1.I have an Integer array list with a starting element and arraylist limit. Example [5,6,9,10]

2.In which I have to iterate and find the missing element and its position. According to the above example ,my output should be number 7 (position3 ),number 8 (position 4) are missing.

3.Now I am getting all the numbers printed instead of getting the missing elements.

Below is the code :

 public static List<Integer> issue_ret=new ArrayList<>();
    Iterator<Integer> iter = issue_ret.iterator();
        while(iter.hasNext()){
            int value = iter.next();
            if("1".equals(value)){
                iter.remove();
            }
            else{
                System.out.println("Missing value:"+value);
            }
        }

Can anyone help me to resolve this?

Answer 1

You are comparing every element with 1

if("1".equals(value))

instead you should keep a counter which will start from your lists first element and then incremented by 1 and perform comparison with this counter.

Answer 2

Suggest you a more efficient way than ArrayList.contains() but more limited:

    ArrayList<Integer> list = new ArrayList<>(Arrays.asList(new Integer[]{5, 6, 9, 10}));

    int head = list.get(0);
    int tail = list.get(list.size() - 1);

    int length = tail - head + 1;
    int[] array = new int[length];

    for (int i : list) {
        array[i - head] = 1;
    }

    for (int i = 0; i < array.length; i++) {
        if (array[i] == 0) {
            System.out.println(String.format("Missing %d, position %d", i + head, i + 1));
        }
    }

The limit is: The top Integer number should not be too large.
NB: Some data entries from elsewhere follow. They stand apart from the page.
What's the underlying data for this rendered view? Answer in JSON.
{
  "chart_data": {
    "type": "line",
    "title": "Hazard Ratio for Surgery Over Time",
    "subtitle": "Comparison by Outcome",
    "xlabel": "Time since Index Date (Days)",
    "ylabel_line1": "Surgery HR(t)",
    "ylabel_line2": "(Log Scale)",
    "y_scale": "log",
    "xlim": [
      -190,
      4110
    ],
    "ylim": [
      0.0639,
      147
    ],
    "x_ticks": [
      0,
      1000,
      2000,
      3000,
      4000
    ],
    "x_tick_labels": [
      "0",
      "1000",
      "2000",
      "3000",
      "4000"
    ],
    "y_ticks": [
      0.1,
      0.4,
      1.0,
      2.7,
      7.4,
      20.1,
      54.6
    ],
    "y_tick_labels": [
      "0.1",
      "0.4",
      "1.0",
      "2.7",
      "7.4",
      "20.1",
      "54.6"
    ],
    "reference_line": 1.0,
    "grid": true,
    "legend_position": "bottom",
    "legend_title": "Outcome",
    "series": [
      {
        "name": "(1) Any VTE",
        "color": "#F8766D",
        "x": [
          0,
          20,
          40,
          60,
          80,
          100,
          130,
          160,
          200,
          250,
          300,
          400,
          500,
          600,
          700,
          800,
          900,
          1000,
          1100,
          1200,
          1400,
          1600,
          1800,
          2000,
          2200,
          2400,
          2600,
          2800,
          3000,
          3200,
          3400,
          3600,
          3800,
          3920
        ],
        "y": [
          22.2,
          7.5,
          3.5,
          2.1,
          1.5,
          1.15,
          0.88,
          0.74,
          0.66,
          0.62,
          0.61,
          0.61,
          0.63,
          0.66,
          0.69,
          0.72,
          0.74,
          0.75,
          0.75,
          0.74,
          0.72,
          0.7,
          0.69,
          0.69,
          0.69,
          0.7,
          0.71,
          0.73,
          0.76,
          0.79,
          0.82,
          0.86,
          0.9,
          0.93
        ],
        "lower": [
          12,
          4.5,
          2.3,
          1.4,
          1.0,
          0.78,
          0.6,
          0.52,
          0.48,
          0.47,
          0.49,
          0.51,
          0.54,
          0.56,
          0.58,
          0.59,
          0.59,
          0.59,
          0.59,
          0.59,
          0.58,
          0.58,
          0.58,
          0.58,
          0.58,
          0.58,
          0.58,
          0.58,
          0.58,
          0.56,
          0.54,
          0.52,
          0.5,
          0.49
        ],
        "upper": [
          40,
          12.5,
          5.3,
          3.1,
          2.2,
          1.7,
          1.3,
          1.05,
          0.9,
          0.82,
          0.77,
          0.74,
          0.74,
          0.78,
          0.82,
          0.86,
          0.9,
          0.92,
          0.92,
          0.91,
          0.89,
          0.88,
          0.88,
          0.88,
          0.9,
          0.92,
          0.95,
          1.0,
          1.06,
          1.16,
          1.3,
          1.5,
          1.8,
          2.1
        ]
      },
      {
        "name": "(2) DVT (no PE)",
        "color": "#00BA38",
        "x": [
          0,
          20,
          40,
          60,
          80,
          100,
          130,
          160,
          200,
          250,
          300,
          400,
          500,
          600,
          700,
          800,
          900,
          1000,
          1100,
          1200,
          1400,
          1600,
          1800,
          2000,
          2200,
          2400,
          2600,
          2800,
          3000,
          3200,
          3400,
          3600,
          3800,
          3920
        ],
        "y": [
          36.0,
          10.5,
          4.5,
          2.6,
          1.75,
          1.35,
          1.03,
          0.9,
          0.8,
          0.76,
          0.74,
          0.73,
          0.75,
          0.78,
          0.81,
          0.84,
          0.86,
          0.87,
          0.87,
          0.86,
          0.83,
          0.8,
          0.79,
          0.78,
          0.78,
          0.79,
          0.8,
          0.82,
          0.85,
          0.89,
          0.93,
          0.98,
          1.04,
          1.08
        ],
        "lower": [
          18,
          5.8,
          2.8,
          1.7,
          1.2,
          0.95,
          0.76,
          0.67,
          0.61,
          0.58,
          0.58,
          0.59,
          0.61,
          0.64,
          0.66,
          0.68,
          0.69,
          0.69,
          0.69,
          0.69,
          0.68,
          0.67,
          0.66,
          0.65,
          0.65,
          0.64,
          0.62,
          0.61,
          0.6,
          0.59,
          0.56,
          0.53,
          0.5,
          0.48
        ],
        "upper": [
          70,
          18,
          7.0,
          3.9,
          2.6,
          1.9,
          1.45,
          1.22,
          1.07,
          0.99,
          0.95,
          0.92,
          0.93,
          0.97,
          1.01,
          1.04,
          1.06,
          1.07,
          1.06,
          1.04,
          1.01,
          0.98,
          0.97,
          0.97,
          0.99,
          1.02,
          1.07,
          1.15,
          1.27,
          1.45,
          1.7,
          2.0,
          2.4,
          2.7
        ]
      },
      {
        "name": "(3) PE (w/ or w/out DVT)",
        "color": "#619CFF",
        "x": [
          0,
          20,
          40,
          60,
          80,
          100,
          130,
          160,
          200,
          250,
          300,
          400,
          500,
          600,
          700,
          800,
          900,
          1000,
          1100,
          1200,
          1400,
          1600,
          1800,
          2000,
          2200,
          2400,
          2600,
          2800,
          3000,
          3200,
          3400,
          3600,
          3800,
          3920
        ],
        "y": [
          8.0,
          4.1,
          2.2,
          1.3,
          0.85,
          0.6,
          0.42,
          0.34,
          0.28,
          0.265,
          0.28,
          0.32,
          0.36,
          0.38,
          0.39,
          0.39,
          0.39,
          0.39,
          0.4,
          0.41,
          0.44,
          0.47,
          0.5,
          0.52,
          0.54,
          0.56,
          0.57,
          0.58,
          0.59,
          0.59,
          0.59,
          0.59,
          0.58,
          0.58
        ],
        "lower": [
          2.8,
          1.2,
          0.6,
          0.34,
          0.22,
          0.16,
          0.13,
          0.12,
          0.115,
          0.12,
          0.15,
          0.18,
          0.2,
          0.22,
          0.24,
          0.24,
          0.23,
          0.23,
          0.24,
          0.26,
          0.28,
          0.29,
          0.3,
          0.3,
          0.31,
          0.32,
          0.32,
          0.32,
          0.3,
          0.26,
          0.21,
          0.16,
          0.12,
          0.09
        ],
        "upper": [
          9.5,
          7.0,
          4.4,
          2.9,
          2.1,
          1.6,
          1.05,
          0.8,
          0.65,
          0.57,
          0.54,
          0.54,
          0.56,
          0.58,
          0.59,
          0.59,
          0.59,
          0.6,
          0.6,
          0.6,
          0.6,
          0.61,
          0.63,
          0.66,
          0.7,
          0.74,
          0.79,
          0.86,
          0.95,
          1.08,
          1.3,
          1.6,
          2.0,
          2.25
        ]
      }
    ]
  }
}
Anyway, it is a space for time way, whether to use depends on your actual needs.

Answer 3

Try,

List<Integer> integerList = new LinkedList<Integer>();
integerList.add(5);
integerList.add(6);
integerList.add(9);
integerList.add(10);
int first = integerList.get(0);
int last  = integerList.get(integerList.size()-1);
for(int i=first+1; i<last; i++){
    if(!integerList.contains(i))
          System.out.println("Number Not in List : "+i);
}

Answer 4

By getting the first and last element from array you can know the start and end of the array and by iteration over that limit you can get what numbers are missing like below:

    List<Integer> input = new ArrayList<Integer>();
    input.add(5);
    input.add(8);
    int firstElement = input.get(0);
    int lastElement  = input.get(input.size()-1);
    for(int i=firstElement+1, j=2; i<lastElement-1; i++,j++){
        if(!input.contains(i))
              System.out.println("Missing Number : "+i + "(position " + j+")");
    }

As we already know that first element and last element is already present in last, no need to check that so we would be only checking of elements exist between first and last element.